Types of Node Deletion in a BST​
When deleting a node from a BST, there are three possible cases:
- Node to be deleted is a leaf (has no children).
- Simply remove the node.
- Node to be deleted has one child.
- Replace the node with its child.
- Node to be deleted has two children.
- Find the node's inorder successor (smallest node in the right subtree) or inorder predecessor (largest node in the left subtree) and replace the node with that value. Then, delete the inorder successor or predecessor.
Case 1: Deleting a Leaf Node​
If the node to be deleted is a leaf (no children), it can simply be removed from the tree.
Example:​
10 10
/ \ / \
5 15 ---------> 5 15
/ \ \
12 20 20
# Deleting 12
Case 2: Deleting a Node with One Child​
If the node to be deleted has one child, replace the node with its child.
Example:​
10 10
/ \ / \
5 15 ---------> 5 20
\
20
# Deleting 15
Case 3: Deleting a Node with Two Children​
If the node to be deleted has two children, replace it with its inorder predecessor (the smallest value in the right subtree).

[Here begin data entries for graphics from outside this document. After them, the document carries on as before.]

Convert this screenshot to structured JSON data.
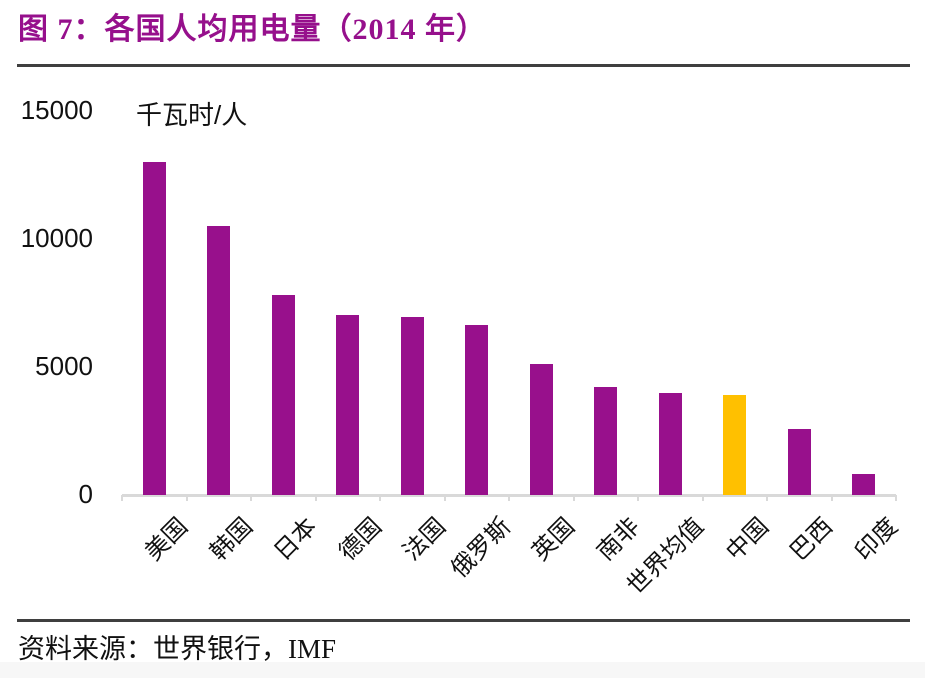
{
  "header": {
    "title": "图 7：各国人均用电量（2014 年）"
  },
  "footer": {
    "source": "资料来源：世界银行，IMF"
  },
  "chart_data": {
    "type": "bar",
    "title": "各国人均用电量（2014 年）",
    "unit_label": "千瓦时/人",
    "xlabel": "",
    "ylabel": "千瓦时/人",
    "categories": [
      "美国",
      "韩国",
      "日本",
      "德国",
      "法国",
      "俄罗斯",
      "英国",
      "南非",
      "世界均值",
      "中国",
      "巴西",
      "印度"
    ],
    "values": [
      13000,
      10500,
      7800,
      7050,
      6950,
      6650,
      5100,
      4200,
      3980,
      3900,
      2570,
      820
    ],
    "ylim": [
      0,
      15000
    ],
    "yticks": [
      0,
      5000,
      10000,
      15000
    ],
    "grid": false,
    "legend": "none",
    "bar_color": "#98108C",
    "highlight_color": "#FFC000",
    "highlight_category": "中国",
    "highlight_index": 9
  },
  "colors": {
    "title": "#96108C",
    "rule": "#3f3f3f",
    "axis": "#d9d9d9",
    "text": "#111111"
  }
}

After the replacement, delete the inorder predecessor.
Example:​
10 10
/ \ / \
5 15 ---------> 5 12
/ \ \
12 20 20
# Deleting 15 (12 is inorder predecessor)
Implementation:​
Node *InorderPredecessor(Node *node)
{
if (node->left != NULL)
node = node->left;
while (node->right != NULL)
{
if (node->left != NULL)
node = node->left;
else
node = node->right;
}
return node;
}
Node *deletion(Node *node, int key)
{
Node *iPre = new Node;
if (node == NULL)
return NULL;
if (node->left == NULL && node->right == NULL)
{
delete node;
return NULL;
}
if (node->data > key)
node->left = deletion(node->left, key);
else if (node->data < key)
node->right = deletion(node->right, key);
else
{
iPre = InorderPredecessor(node);
node->data = iPre->data;
node->left = deletion(node->left, iPre->data);
}
return node;
}
Advantages and Disadvantages​
Advantages:​
-
Provides efficient search, insertion, and deletion (O(log n) on average).
-
Maintains data in a sorted manner, allowing for in-order traversal.
Disadvantages:​
- Can become unbalanced, leading to O(n) worst-case time complexity.
- Extra memory required for storing pointers to left and right children.
Applications of Binary Search Trees​
- Searching and Sorting: Efficient for performing binary search and organizing data.
- Database Indexing: BSTs help in implementing indexes for fast query retrieval.
- File Systems: Used in file systems to maintain directories and files.
- Priority Queues: BST-based structures like heaps are used in implementing priority queues.
- Auto-complete Systems: Used in search engines to store prefixes of words.